When I played in the marching band, we all got measured and were given uniforms to wear for the year. Oh, and the school provided me with my sousaphone. The uniforms were itchy, mustard yellow, and some had sweat stains, but whatever, they were FREE. Because it is a public school and things should, you know, for the most part be FREE. Like pencils and shit. Oh, and I also shelled out another $15 for a soccer jersey. Even though, of course, they already have jerseys for both home and away games, but they want different ones 'cause "these are old."

I used to wear my aunt's dresses to school. Those were old. I looked like a friggin' pilgrim for almost all of second grade.

My question is twofold: 1) Why are we being made to pay for such basic stuff that has long been supplied by the school? and 2) Why don't these coaches and teachers and band instructors and PTO peeps sit down and tally up what it is they are demanding of us every year? They would probably pass out. Shit, I'd pass out. That's why I don't keep the receipts.

Yes, I know what you kidless conservatives will say....just don't buy it for them. The kids will survive.

Do you know what being "that kid" does to a child. They crave normalcy at every turn. They just want to be like everybody else. You're setting them up for many uncomfortable moments that they will need to unravel in therapy (which you will be paying for).
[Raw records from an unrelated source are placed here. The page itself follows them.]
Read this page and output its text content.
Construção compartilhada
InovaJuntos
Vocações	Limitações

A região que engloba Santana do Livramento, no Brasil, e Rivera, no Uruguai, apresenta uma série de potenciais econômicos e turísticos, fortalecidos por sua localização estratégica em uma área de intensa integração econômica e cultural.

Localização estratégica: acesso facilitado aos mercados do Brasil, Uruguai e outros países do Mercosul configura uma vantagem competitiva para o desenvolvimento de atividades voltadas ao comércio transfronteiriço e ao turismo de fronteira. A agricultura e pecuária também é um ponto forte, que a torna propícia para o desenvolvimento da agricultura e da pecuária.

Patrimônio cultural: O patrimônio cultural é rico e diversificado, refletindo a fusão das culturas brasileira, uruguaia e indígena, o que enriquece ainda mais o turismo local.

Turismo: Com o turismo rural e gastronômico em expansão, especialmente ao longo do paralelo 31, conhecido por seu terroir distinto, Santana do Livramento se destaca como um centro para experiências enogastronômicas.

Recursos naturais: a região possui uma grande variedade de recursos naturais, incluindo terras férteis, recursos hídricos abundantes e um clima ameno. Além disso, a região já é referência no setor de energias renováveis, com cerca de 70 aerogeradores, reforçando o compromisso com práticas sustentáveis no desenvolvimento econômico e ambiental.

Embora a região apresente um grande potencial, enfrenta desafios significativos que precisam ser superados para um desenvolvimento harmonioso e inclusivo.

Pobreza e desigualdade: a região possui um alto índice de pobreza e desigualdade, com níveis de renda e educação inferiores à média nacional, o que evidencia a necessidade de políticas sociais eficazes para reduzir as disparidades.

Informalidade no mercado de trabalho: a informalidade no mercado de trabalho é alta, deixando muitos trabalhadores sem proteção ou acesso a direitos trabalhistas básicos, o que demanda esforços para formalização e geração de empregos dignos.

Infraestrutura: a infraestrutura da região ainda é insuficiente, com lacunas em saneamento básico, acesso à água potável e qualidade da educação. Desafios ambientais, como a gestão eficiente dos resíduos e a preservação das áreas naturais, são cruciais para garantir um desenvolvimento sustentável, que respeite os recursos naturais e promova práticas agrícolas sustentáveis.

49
The other day, my friend B sent me a text. To put this into some kind of context, her son is an avid Boy Scout, and football player. She's been there throughout, to all the fundraisers and spaghetti dinners, etc...ON the very same day that I will be carting my daughter (and her very expensive rental alto sax) to and from a parade, she will be manning the Scout booth with her son. But she doesn't wash her hands of her duty after that.


Apparently there is a new rule this year that every parent must volunteer for at least two Scouts events every year. A rule.

Do you know what this is doing to parents who want to be involved to the extent that they are able? This massive heft of expectation and money and time? It's making us less enthusiastic about, well, everything. If I didn't have to shell out hundreds of dollars on stuff the school used to supply, I'd certainly have a little more free time to say, serve spaghetti. But as it stands, now I need to work several more hours to make up for the money I just blew on fucking pencils. Pencils, people.

The cookie walk is coming up for the holidays...that's the one where you spend at least 30 buck on ingredients (or store bought cookies because they want at least 3 dozen) and then buy them back from the school.

Looks like we're gonna be eating a lot of spaghetti this year.